The value of freight hauled across the borders increased by more than 3 percent compared with May when freight was down less than 1 percent from the previous month. June marks the first increase after two consecutive decreases in April and May.

Compared to June 2015, freight was down 6.4 percent. Year-to-year, NAFTA freight was down every month in 2015.

Trucks were responsible for more than $60 billion of the $92.7 billion of imports and exports in June. Rail came in second with more than $14 billion. 

Vessel and pipeline freight when compared with last year contributed to the yearly decline in U.S.-NAFTA trade flow because of plummeting crude oil prices, according to BTS. Freight totaled $92.671 billion, up nearly $2 billion from the previous month and down more than $6 billion from June 2015.

Vessel freight experienced the steepest decline at 19.7 percent, a smaller drop than May’s 30.7 percent decrease. Trucks had a 5.8 percent decrease, the second lowest decline next to rail at 4.4 percent.
 
More than 60 percent of U.S.-Canada freight was moved by trucks, followed by rail at 15.8 percent. U.S.-Mexico freight went down by 5.5 percent compared with June 2015. Of the $44.5 billion of freight moving in and out of Mexico, trucks carried 70.8 percent of the loads.

 

Bestpass launches two new departments addressing owner-operator needs

Bestpass recently announced two new departments in its operation. An Owner-Operator Customer Service team and a Fulfillment Center will now be available at the single-source toll payment company.

Focusing on the needs of owner-operators, the Owner-Operator Customer Service team will include staff from the sales, customer service and finance teams. The collaboration service will provide continuous support from the moment of signing up.

The Fulfillment Center will primarily address all matters dealing with the transponders. Services include transponder inventory; shipping and handling; and associated account fulfillment processes, including the strategic deployment plans that Bestpass develops for its fleet customers.
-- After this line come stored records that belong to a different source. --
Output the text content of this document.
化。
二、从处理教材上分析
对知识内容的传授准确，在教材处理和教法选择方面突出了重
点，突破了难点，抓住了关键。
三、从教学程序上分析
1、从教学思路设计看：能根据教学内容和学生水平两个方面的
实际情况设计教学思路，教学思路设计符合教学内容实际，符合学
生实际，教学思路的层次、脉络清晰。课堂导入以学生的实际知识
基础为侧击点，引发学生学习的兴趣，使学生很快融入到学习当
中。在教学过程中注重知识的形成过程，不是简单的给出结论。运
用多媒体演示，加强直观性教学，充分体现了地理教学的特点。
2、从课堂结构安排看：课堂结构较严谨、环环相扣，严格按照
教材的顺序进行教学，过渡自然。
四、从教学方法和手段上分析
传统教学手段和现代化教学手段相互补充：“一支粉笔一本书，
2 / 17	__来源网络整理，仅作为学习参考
Bestpass currently holds 3,400 accounts with more than 230,000 active transponders. For more information, visit Bestpass.com.

 

Navistar recalls nearly 4,000 ProStars over faulty fuse terminals

Navistar is recalling nearly 4,000 2014-2017 International ProStar trucks, according to National Highway Traffic Safety Administration documents. Affected trucks have an electrical issue with the battery fuse terminals.

ProStars manufactured from June 11, 2013, to May 19, 2016, may have an issue with fuse terminals. According to NHTSA, “the battery mounted cube fuse terminal connection on certain ProStar model trucks built with the battery box mounted between the frame rails may possibly break resulting in loss of power to the cab.” 

Vibrations at the battery cable and terminal interface are the likely cause of the cube fuse terminal failure. Cab lights may flicker or gauges may become erratic before cube fuse failure.

The recall was first discovered in March with several more reports received by May. Navistar officially declared the recall in July 18, and it was recently made official by NHTSA. Affected trucks will have the cube fuse replaced with a chassis-mounted power distribution module (PDM) inside the battery box. PDMs are not subject to the same vibrations.

Customers affected by the recall should be receiving a letter from Navistar around Sept. 16. Owners can contact NHTSA at 888-327-4236 or visit SaferCar.gov.